Saturday, August 06, 2005
The Sudden Morning
At 8:15 on August 6th 1945 the United States of America droped an atomic bomb on Hiroshima Japan. Three days later on the 9th of August they droped a second bomb on Nagasaki.
In his radio speech to the nation on August 9, President Truman called Hiroshima "a military base."
There is a world wide project called "The sudden morning" where people around the world take a picture near their home at 8:15 in the morning on August the 6th and then upload the picture to share it with the world.
The picture I took is of a couple of towers that my grandson Noa built in the playpark outside our house. He built them a few days ago, and I am amazed that they are still standing. He was playing a game that involved the two towers from "The Lord of the Rings", though he made continual slips of the tongue and refered to them as the "twin towers".

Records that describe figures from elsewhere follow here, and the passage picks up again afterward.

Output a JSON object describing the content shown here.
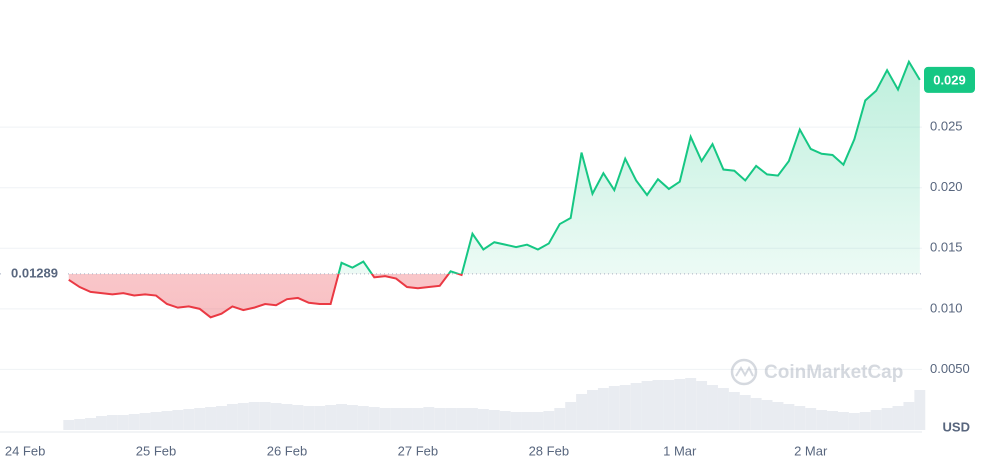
{
  "chart_data": {
    "type": "line",
    "watermark": "CoinMarketCap",
    "unit": "USD",
    "baseline": 0.01289,
    "baseline_label": "0.01289",
    "last_label": "0.029",
    "up_color": "#16c784",
    "down_color": "#ea3943",
    "values": [
      0.0124,
      0.0118,
      0.0114,
      0.0113,
      0.0112,
      0.0113,
      0.0111,
      0.0112,
      0.0111,
      0.0104,
      0.0101,
      0.0102,
      0.01,
      0.0093,
      0.0096,
      0.0102,
      0.0099,
      0.0101,
      0.0104,
      0.0103,
      0.0108,
      0.0109,
      0.0105,
      0.0104,
      0.0104,
      0.0138,
      0.0134,
      0.0139,
      0.0126,
      0.0127,
      0.0125,
      0.0118,
      0.0117,
      0.0118,
      0.0119,
      0.0131,
      0.0128,
      0.0162,
      0.0149,
      0.0155,
      0.0153,
      0.0151,
      0.0153,
      0.0149,
      0.0154,
      0.017,
      0.0175,
      0.0229,
      0.0195,
      0.0212,
      0.0198,
      0.0224,
      0.0206,
      0.0194,
      0.0207,
      0.0199,
      0.0205,
      0.0242,
      0.0222,
      0.0236,
      0.0215,
      0.0214,
      0.0206,
      0.0218,
      0.0211,
      0.021,
      0.0222,
      0.0248,
      0.0232,
      0.0228,
      0.0227,
      0.0219,
      0.024,
      0.0272,
      0.028,
      0.0297,
      0.0281,
      0.0304,
      0.0289
    ],
    "volume": [
      10,
      11,
      12,
      14,
      15,
      15,
      16,
      17,
      18,
      19,
      20,
      21,
      22,
      23,
      24,
      26,
      27,
      28,
      28,
      27,
      26,
      25,
      24,
      24,
      25,
      26,
      25,
      24,
      23,
      22,
      22,
      22,
      22,
      23,
      22,
      22,
      22,
      22,
      21,
      20,
      19,
      18,
      18,
      18,
      19,
      22,
      28,
      36,
      40,
      42,
      44,
      45,
      47,
      49,
      50,
      50,
      51,
      52,
      49,
      45,
      42,
      38,
      35,
      32,
      30,
      28,
      26,
      24,
      22,
      20,
      19,
      18,
      17,
      18,
      20,
      22,
      24,
      28,
      40
    ],
    "volume_ylim": [
      0,
      100
    ],
    "xlim": [
      -6.3,
      78.2
    ],
    "xticks": [
      {
        "value": -4,
        "label": "24 Feb"
      },
      {
        "value": 8,
        "label": "25 Feb"
      },
      {
        "value": 20,
        "label": "26 Feb"
      },
      {
        "value": 32,
        "label": "27 Feb"
      },
      {
        "value": 44,
        "label": "28 Feb"
      },
      {
        "value": 56,
        "label": "1 Mar"
      },
      {
        "value": 68,
        "label": "2 Mar"
      }
    ],
    "ylim": [
      0,
      0.035
    ],
    "yticks": [
      {
        "value": 0.005,
        "label": "0.0050"
      },
      {
        "value": 0.01,
        "label": "0.010"
      },
      0.015,
      {
        "value": 0.02,
        "label": "0.020"
      },
      0.025
    ],
    "grid": true
  }
}
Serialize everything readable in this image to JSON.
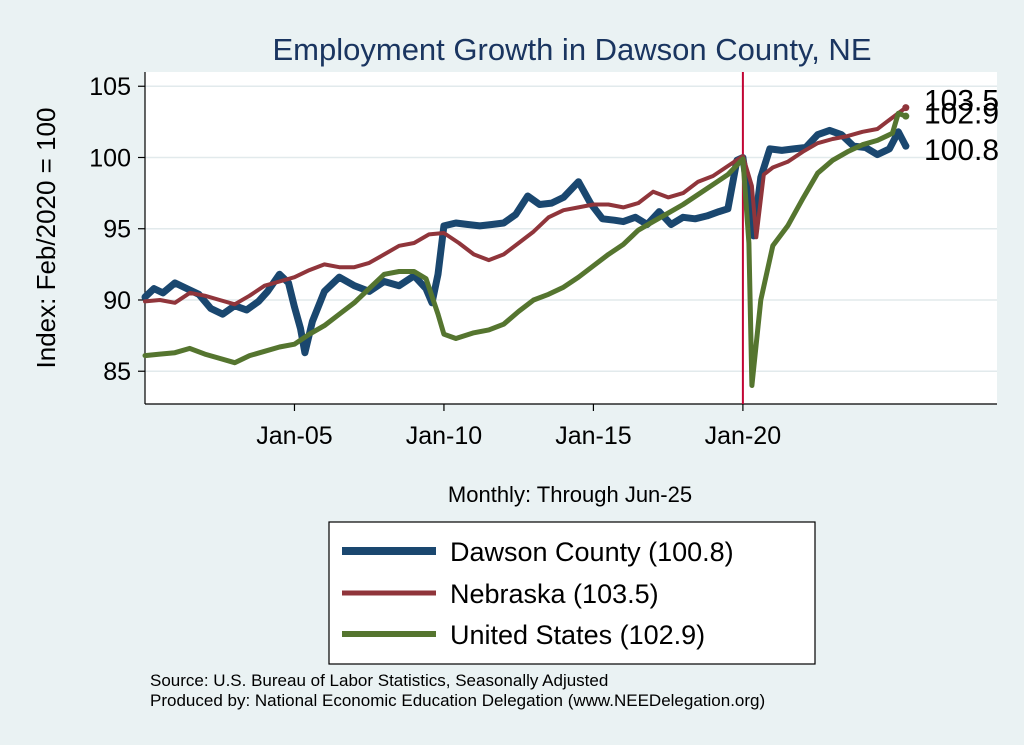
{
  "chart_data": {
    "type": "line",
    "title": "Employment Growth in Dawson  County, NE",
    "xlabel": "Monthly: Through Jun-25",
    "ylabel": "Index: Feb/2020 = 100",
    "xlim": [
      2000.0,
      2028.5
    ],
    "ylim": [
      82.7,
      106.0
    ],
    "x_ticks": [
      2005,
      2010,
      2015,
      2020
    ],
    "x_tick_labels": [
      "Jan-05",
      "Jan-10",
      "Jan-15",
      "Jan-20"
    ],
    "y_ticks": [
      85,
      90,
      95,
      100,
      105
    ],
    "y_tick_labels": [
      "85",
      "90",
      "95",
      "100",
      "105"
    ],
    "grid": true,
    "reference_line_x": 2020.0,
    "colors": {
      "background": "#eaf2f3",
      "plot_background": "#ffffff",
      "title": "#1a3560",
      "dawson": "#1a476f",
      "nebraska": "#90353b",
      "us": "#55752f",
      "ref_line": "#c10534",
      "grid": "#e2eaec"
    },
    "series": [
      {
        "name": "Dawson  County (100.8)",
        "key": "dawson",
        "end_label": "100.8",
        "points": [
          [
            2000.0,
            90.2
          ],
          [
            2000.3,
            90.8
          ],
          [
            2000.6,
            90.5
          ],
          [
            2001.0,
            91.2
          ],
          [
            2001.4,
            90.8
          ],
          [
            2001.8,
            90.4
          ],
          [
            2002.2,
            89.4
          ],
          [
            2002.6,
            89.0
          ],
          [
            2003.0,
            89.6
          ],
          [
            2003.4,
            89.3
          ],
          [
            2003.8,
            89.9
          ],
          [
            2004.1,
            90.6
          ],
          [
            2004.5,
            91.8
          ],
          [
            2004.8,
            91.2
          ],
          [
            2005.0,
            89.5
          ],
          [
            2005.2,
            88.0
          ],
          [
            2005.35,
            86.3
          ],
          [
            2005.6,
            88.5
          ],
          [
            2006.0,
            90.6
          ],
          [
            2006.5,
            91.6
          ],
          [
            2007.0,
            91.0
          ],
          [
            2007.5,
            90.6
          ],
          [
            2008.0,
            91.3
          ],
          [
            2008.5,
            91.0
          ],
          [
            2009.0,
            91.7
          ],
          [
            2009.4,
            90.8
          ],
          [
            2009.6,
            89.8
          ],
          [
            2009.8,
            91.8
          ],
          [
            2010.0,
            95.2
          ],
          [
            2010.4,
            95.4
          ],
          [
            2010.8,
            95.3
          ],
          [
            2011.2,
            95.2
          ],
          [
            2011.6,
            95.3
          ],
          [
            2012.0,
            95.4
          ],
          [
            2012.4,
            96.0
          ],
          [
            2012.8,
            97.3
          ],
          [
            2013.2,
            96.7
          ],
          [
            2013.6,
            96.8
          ],
          [
            2014.0,
            97.2
          ],
          [
            2014.5,
            98.3
          ],
          [
            2014.9,
            96.8
          ],
          [
            2015.3,
            95.7
          ],
          [
            2015.7,
            95.6
          ],
          [
            2016.0,
            95.5
          ],
          [
            2016.4,
            95.8
          ],
          [
            2016.8,
            95.3
          ],
          [
            2017.2,
            96.2
          ],
          [
            2017.6,
            95.3
          ],
          [
            2018.0,
            95.8
          ],
          [
            2018.4,
            95.7
          ],
          [
            2018.8,
            95.9
          ],
          [
            2019.2,
            96.2
          ],
          [
            2019.5,
            96.4
          ],
          [
            2019.8,
            99.8
          ],
          [
            2020.0,
            100.0
          ],
          [
            2020.2,
            97.0
          ],
          [
            2020.35,
            94.5
          ],
          [
            2020.6,
            98.6
          ],
          [
            2020.9,
            100.6
          ],
          [
            2021.3,
            100.5
          ],
          [
            2021.7,
            100.6
          ],
          [
            2022.1,
            100.7
          ],
          [
            2022.5,
            101.6
          ],
          [
            2022.9,
            101.9
          ],
          [
            2023.3,
            101.6
          ],
          [
            2023.7,
            100.8
          ],
          [
            2024.1,
            100.7
          ],
          [
            2024.5,
            100.2
          ],
          [
            2024.9,
            100.6
          ],
          [
            2025.2,
            101.8
          ],
          [
            2025.45,
            100.8
          ]
        ]
      },
      {
        "name": "Nebraska (103.5)",
        "key": "nebraska",
        "end_label": "103.5",
        "points": [
          [
            2000.0,
            89.9
          ],
          [
            2000.5,
            90.0
          ],
          [
            2001.0,
            89.8
          ],
          [
            2001.5,
            90.5
          ],
          [
            2002.0,
            90.3
          ],
          [
            2002.5,
            90.0
          ],
          [
            2003.0,
            89.7
          ],
          [
            2003.5,
            90.3
          ],
          [
            2004.0,
            91.0
          ],
          [
            2004.5,
            91.3
          ],
          [
            2005.0,
            91.6
          ],
          [
            2005.5,
            92.1
          ],
          [
            2006.0,
            92.5
          ],
          [
            2006.5,
            92.3
          ],
          [
            2007.0,
            92.3
          ],
          [
            2007.5,
            92.6
          ],
          [
            2008.0,
            93.2
          ],
          [
            2008.5,
            93.8
          ],
          [
            2009.0,
            94.0
          ],
          [
            2009.5,
            94.6
          ],
          [
            2010.0,
            94.7
          ],
          [
            2010.5,
            94.0
          ],
          [
            2011.0,
            93.2
          ],
          [
            2011.5,
            92.8
          ],
          [
            2012.0,
            93.2
          ],
          [
            2012.5,
            94.0
          ],
          [
            2013.0,
            94.8
          ],
          [
            2013.5,
            95.8
          ],
          [
            2014.0,
            96.3
          ],
          [
            2014.5,
            96.5
          ],
          [
            2015.0,
            96.7
          ],
          [
            2015.5,
            96.7
          ],
          [
            2016.0,
            96.5
          ],
          [
            2016.5,
            96.8
          ],
          [
            2017.0,
            97.6
          ],
          [
            2017.5,
            97.2
          ],
          [
            2018.0,
            97.5
          ],
          [
            2018.5,
            98.3
          ],
          [
            2019.0,
            98.7
          ],
          [
            2019.5,
            99.4
          ],
          [
            2020.0,
            100.1
          ],
          [
            2020.3,
            98.0
          ],
          [
            2020.45,
            94.4
          ],
          [
            2020.7,
            98.8
          ],
          [
            2021.0,
            99.3
          ],
          [
            2021.5,
            99.7
          ],
          [
            2022.0,
            100.4
          ],
          [
            2022.5,
            101.0
          ],
          [
            2023.0,
            101.3
          ],
          [
            2023.5,
            101.5
          ],
          [
            2024.0,
            101.8
          ],
          [
            2024.5,
            102.0
          ],
          [
            2025.0,
            102.8
          ],
          [
            2025.45,
            103.5
          ]
        ]
      },
      {
        "name": "United States (102.9)",
        "key": "us",
        "end_label": "102.9",
        "points": [
          [
            2000.0,
            86.1
          ],
          [
            2000.5,
            86.2
          ],
          [
            2001.0,
            86.3
          ],
          [
            2001.5,
            86.6
          ],
          [
            2002.0,
            86.2
          ],
          [
            2002.5,
            85.9
          ],
          [
            2003.0,
            85.6
          ],
          [
            2003.5,
            86.1
          ],
          [
            2004.0,
            86.4
          ],
          [
            2004.5,
            86.7
          ],
          [
            2005.0,
            86.9
          ],
          [
            2005.5,
            87.6
          ],
          [
            2006.0,
            88.2
          ],
          [
            2006.5,
            89.0
          ],
          [
            2007.0,
            89.8
          ],
          [
            2007.5,
            90.8
          ],
          [
            2008.0,
            91.8
          ],
          [
            2008.5,
            92.0
          ],
          [
            2009.0,
            92.0
          ],
          [
            2009.4,
            91.5
          ],
          [
            2009.8,
            89.0
          ],
          [
            2010.0,
            87.6
          ],
          [
            2010.4,
            87.3
          ],
          [
            2011.0,
            87.7
          ],
          [
            2011.5,
            87.9
          ],
          [
            2012.0,
            88.3
          ],
          [
            2012.5,
            89.2
          ],
          [
            2013.0,
            90.0
          ],
          [
            2013.5,
            90.4
          ],
          [
            2014.0,
            90.9
          ],
          [
            2014.5,
            91.6
          ],
          [
            2015.0,
            92.4
          ],
          [
            2015.5,
            93.2
          ],
          [
            2016.0,
            93.9
          ],
          [
            2016.5,
            94.9
          ],
          [
            2017.0,
            95.5
          ],
          [
            2017.5,
            96.1
          ],
          [
            2018.0,
            96.7
          ],
          [
            2018.5,
            97.4
          ],
          [
            2019.0,
            98.1
          ],
          [
            2019.5,
            98.8
          ],
          [
            2020.0,
            99.9
          ],
          [
            2020.2,
            94.0
          ],
          [
            2020.3,
            84.0
          ],
          [
            2020.6,
            90.0
          ],
          [
            2021.0,
            93.8
          ],
          [
            2021.5,
            95.2
          ],
          [
            2022.0,
            97.1
          ],
          [
            2022.5,
            98.9
          ],
          [
            2023.0,
            99.8
          ],
          [
            2023.5,
            100.4
          ],
          [
            2024.0,
            100.9
          ],
          [
            2024.5,
            101.2
          ],
          [
            2025.0,
            101.7
          ],
          [
            2025.2,
            103.1
          ],
          [
            2025.45,
            102.9
          ]
        ]
      }
    ]
  },
  "footer": {
    "source": "Source: U.S. Bureau of Labor Statistics, Seasonally Adjusted",
    "produced_by": "Produced by: National Economic Education Delegation (www.NEEDelegation.org)"
  }
}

It would seem that death and destruction are hard=wired into the marrow of our bones, and that every generation has images of a mushroom cloud, a towering inferno, or a tidal wave, burnt into their retina. If there were some heavenly scales, and love and peace was weighed in the balance against war and hate, I wonder which side would weigh the heaviest? We spend so much time thinking about love, and so little time actually experiancing it.
At 8:15 I went out to take some pictures for "The Sudden Morning" project and suddenly the two towers/twin towers had come to symbolise Hiroshima and Nagasaki... still standing.
The thought occured to me that it is so much better to build than to destroy.